Ernesto’s opens Friday, May 22, like many other restaurants across Kentucky.

Dining rooms are now limited to 33% capacity by the state.

“I’m requiring reservations,” Martinez said. “I can get 20 to 25 people inside the restaurant and probably 30 on the patio. I hope people follow the rules or I could get shut down. I want everybody to be safe.”

Josh Whitely said he’s reopening IDK, a buffet restaurant in front of the Walmart on Kentucky 54, on Friday, May 22.

The state isn’t allowing people to go through buffets and put food on their plates yet.

But Whitely said, “We’re doing a new style of buffet. We’re calling ‘buffet at your table.’ It’s still all you can eat. But you tell us what you want and we’ll bring you a huge portion of meat and vegetables. I think it’s going to be really good. I’m excited about the change.”

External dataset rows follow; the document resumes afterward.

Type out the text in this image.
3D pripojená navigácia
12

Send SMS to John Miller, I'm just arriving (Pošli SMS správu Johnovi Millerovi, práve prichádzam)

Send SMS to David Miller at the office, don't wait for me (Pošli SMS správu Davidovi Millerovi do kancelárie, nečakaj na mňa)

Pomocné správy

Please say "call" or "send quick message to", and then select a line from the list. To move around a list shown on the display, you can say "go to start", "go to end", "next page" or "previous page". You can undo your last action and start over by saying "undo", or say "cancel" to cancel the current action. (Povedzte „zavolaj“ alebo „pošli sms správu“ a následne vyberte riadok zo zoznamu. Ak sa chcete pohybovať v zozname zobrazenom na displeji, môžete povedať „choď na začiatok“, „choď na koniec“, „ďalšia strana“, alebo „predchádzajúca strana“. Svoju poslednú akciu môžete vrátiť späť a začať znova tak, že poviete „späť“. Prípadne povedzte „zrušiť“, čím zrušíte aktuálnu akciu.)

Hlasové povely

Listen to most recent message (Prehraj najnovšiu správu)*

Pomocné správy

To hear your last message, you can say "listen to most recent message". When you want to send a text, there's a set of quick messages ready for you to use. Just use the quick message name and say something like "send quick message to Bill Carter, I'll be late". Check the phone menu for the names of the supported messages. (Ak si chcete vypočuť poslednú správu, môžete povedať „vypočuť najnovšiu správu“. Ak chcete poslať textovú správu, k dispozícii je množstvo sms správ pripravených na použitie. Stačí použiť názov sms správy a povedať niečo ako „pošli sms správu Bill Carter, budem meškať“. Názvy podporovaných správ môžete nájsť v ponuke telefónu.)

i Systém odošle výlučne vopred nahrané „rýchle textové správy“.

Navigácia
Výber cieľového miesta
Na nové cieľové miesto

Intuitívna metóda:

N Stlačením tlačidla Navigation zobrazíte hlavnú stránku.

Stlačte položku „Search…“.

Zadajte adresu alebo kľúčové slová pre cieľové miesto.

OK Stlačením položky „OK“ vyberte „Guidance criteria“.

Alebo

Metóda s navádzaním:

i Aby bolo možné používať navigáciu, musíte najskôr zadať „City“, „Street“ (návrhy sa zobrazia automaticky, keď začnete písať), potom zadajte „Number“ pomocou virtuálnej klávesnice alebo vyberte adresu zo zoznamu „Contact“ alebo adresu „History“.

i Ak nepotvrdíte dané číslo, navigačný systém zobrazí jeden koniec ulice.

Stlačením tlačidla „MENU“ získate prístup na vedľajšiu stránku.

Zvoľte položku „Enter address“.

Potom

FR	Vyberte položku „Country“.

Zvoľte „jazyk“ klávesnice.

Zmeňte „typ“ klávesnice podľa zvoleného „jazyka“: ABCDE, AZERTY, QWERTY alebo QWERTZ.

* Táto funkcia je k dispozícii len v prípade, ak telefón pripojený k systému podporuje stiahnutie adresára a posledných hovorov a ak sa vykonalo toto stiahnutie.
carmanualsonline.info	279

He said he’ll be able to seat 50 at a time.

“It’ll be good to reopen,” Whitely said. “The restaurant has been closed the whole time.”

Moonlite Bar-B-Q Inn, home of another big buffet, is waiting until June 1 to reopen.

“Opening on a holiday weekend is a bad idea, I think,” Patrick Bosley said. “I don’t want to open with a tidal wave. I want to open softly.”

He said, “We’ll have menu service only when we open. We won’t have the buffet at this time. We plan on it later with cafeteria-style serving. We’ll have all our vegetables and desserts on the menu.”

Moonlite will be able to seat 116 people at 33% of capacity.

Bosley said curbside pickup and carryout were slow in the first three weeks the dining room was closed.

People getting more comfortable“But then people got more comfortable about going out and picking up food,” he said. “We’re breaking even now.”

Bosley said, “We had all this food in the walk-in when we heard on the news that we had to close at 5 p.m. That had to be paid for and there was no time to plan.”

He said, “Restaurants operate on a very slim margin. The challenge is not over. Restaurants may reopen to negative sales. We’ll lose some more restaurants in this town before it’s over.”

Getting enough supplies is a problem, Bosley said. “I ordered 18 cases of Boston butt and got two cases.”

He said, “We haven’t had a negative year in the more than 57 years my family has owned the restaurant. But we’ve had some lean years. We’re not sure what this year will be yet. But we’re going to stay here.”

Bosley said, “A lot of restaurants will have to raise prices. We’re going to try to keep ours the same.”

He said, “We have great employees and great customers. We haven’t had any trouble or any ugliness with our carryout. That’s great about Owensboro.”

The MacQuarrie family owns two downtown restaurants — Colby’s Fine Food & Spirits and Colby’s Deli & Cafe.

“We’ve decided to wait until Tuesday to open,” Collin MacQuarrie said. “It’s better to start at the beginning of the week than the end of the week.”

He said, “Seating will be limited to 84 in the restaurant and 25 in the deli. But the deli’s back patio is fully open and there are no restrictions there except for the tables being six feet apart. The restaurant will add tables along St. Ann Street and the patio.”

When the state ordered dining rooms to close, MacQuarrie said, “We had to adapt quickly. Both restaurants have been doing take-out, curbside and delivery. Neither had to close. Business decreased by about half, but so did expenses.”

He said, “We’re looking forward to seeing customers in the dining room again. Being inside the restaurant is half the experience of dining out.”

George Skiadas said on Facebook that his Famous Bistro, a popular downtown restaurant, is reopening for curbside service on Tuesday from 11 a.m. to 8 p.m. Monday through Saturday.

The post said, “Full service dining is yet to be determined. We hope by late June, and with some good fortune, maybe sooner. We can’t wait to get back doing what we do best.”